We’ve been iterating on how we build services architectures for the past few decades, going from various flavors of RPC to messaging to RPC again. (Currently, enterprise architectures are dominated by cloud-native microservices.) Each new technology platform forces us to reevaluate our architectures to optimize for the holy grail: fast feedback loops of service change to reduce time to value. However, these systems architectures are still distributed systems, and the laws of distributed computing still hold.
As we strive toward architecture guidelines like microservices, we’re faced with the fact we’re making more network calls and need to do more integration to get our system to work. The problem with more integration is that we create more ways for our applications to break and for failures to propagate much faster than before. We need a way to get the benefits of microservices without the serious disadvantages of a practical implementation. We need a way to call our microservices and be resilient to distributed systems failures.
There are a number of tools that provide necessary things like resilience, routing, and observability, and they work fine if you have a homogenous stack. However, at most enterprises, this is not the case. For each combination of platform/language/framework used to build microservices you must solve for the following critical functions: routing, adaptive/client-side load balancing, service discovery, circuit breaking, timeouts/retries/budgets, rate limiting, metrics/logging/tracing, fault injection, and A/B testing/traffic shaping/request shadowing. Trying to do all of these things in application-layer libraries across all your languages and all your frameworks becomes incredibly complex and expensive to maintain. Christian Posta offers an overview of Envoy Proxy and Istio.io Service Mesh, explaining how they solve application networking problems more elegantly by pushing these concerns down to the infrastructure layer and demonstrating how it all works.

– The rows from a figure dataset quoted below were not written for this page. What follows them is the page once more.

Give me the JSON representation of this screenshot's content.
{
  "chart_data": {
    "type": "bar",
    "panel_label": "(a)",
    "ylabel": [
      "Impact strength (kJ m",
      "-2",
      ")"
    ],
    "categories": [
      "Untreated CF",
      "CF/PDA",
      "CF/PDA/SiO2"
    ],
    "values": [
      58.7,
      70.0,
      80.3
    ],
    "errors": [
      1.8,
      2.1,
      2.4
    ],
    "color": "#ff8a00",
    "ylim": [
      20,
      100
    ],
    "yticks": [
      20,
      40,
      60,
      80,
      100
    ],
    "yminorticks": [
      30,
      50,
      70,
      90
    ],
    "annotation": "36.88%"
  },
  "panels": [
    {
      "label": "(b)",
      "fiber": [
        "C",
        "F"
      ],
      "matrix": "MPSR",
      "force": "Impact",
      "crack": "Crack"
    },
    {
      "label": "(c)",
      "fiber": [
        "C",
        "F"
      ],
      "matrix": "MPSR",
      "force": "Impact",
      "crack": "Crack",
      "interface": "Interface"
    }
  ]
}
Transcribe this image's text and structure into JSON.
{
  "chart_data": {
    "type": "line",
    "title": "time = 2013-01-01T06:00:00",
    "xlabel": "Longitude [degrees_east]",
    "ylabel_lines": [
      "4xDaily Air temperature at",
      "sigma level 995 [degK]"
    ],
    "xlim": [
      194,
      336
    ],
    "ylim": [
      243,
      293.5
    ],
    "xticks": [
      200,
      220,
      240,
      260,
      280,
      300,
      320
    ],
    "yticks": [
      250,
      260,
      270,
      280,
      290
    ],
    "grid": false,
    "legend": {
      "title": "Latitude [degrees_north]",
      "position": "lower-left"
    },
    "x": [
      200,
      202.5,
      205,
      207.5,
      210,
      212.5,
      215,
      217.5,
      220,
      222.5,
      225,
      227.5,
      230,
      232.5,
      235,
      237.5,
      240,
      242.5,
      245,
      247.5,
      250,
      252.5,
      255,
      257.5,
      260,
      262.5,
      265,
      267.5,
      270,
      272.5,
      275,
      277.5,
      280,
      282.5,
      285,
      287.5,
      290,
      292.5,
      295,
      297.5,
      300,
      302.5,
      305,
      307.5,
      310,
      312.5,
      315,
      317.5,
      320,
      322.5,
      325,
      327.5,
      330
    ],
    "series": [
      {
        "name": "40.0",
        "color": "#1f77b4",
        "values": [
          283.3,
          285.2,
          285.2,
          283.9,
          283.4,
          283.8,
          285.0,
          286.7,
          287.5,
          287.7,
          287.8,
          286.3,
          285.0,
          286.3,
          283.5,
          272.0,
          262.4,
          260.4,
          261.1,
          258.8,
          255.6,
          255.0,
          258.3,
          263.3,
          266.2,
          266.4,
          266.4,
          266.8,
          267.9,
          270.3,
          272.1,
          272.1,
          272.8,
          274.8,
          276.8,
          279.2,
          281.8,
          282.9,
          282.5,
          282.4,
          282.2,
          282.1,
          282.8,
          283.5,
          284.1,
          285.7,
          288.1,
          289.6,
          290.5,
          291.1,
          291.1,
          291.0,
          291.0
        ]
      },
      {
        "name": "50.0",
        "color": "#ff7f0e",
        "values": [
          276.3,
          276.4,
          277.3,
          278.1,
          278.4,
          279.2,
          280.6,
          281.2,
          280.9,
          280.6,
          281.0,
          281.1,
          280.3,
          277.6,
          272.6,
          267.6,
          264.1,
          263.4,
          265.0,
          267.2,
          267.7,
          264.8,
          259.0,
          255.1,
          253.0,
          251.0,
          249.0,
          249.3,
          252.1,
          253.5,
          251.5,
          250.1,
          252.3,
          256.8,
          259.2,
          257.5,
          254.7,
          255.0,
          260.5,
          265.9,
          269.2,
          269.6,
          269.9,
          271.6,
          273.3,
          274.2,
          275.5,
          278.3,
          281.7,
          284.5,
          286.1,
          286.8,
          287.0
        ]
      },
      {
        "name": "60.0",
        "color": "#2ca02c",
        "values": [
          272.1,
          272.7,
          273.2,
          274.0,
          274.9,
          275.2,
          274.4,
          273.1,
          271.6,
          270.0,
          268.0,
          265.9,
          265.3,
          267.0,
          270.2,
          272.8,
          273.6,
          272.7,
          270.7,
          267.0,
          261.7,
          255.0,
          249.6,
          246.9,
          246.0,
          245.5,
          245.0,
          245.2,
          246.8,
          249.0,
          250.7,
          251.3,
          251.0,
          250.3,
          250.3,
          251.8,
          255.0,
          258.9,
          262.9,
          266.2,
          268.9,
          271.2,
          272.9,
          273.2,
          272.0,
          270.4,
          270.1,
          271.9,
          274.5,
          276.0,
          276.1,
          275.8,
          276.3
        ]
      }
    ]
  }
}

Christian Posta is chief architect for cloud applications at Red Hat. Christian has spent a great deal of time working with large companies creating and deploying large-scale distributed architectures—many of which are now called microservices based. A frequent blogger, speaker, and open source enthusiast, Christian is the author of Microservices by Example and a committer on the open source projects Apache ActiveMQ, Apache Camel, Fabric8.io, and others. Christian enjoys mentoring, training, and leading teams to be successful with distributed systems concepts, microservices, DevOps, and cloud-native application design.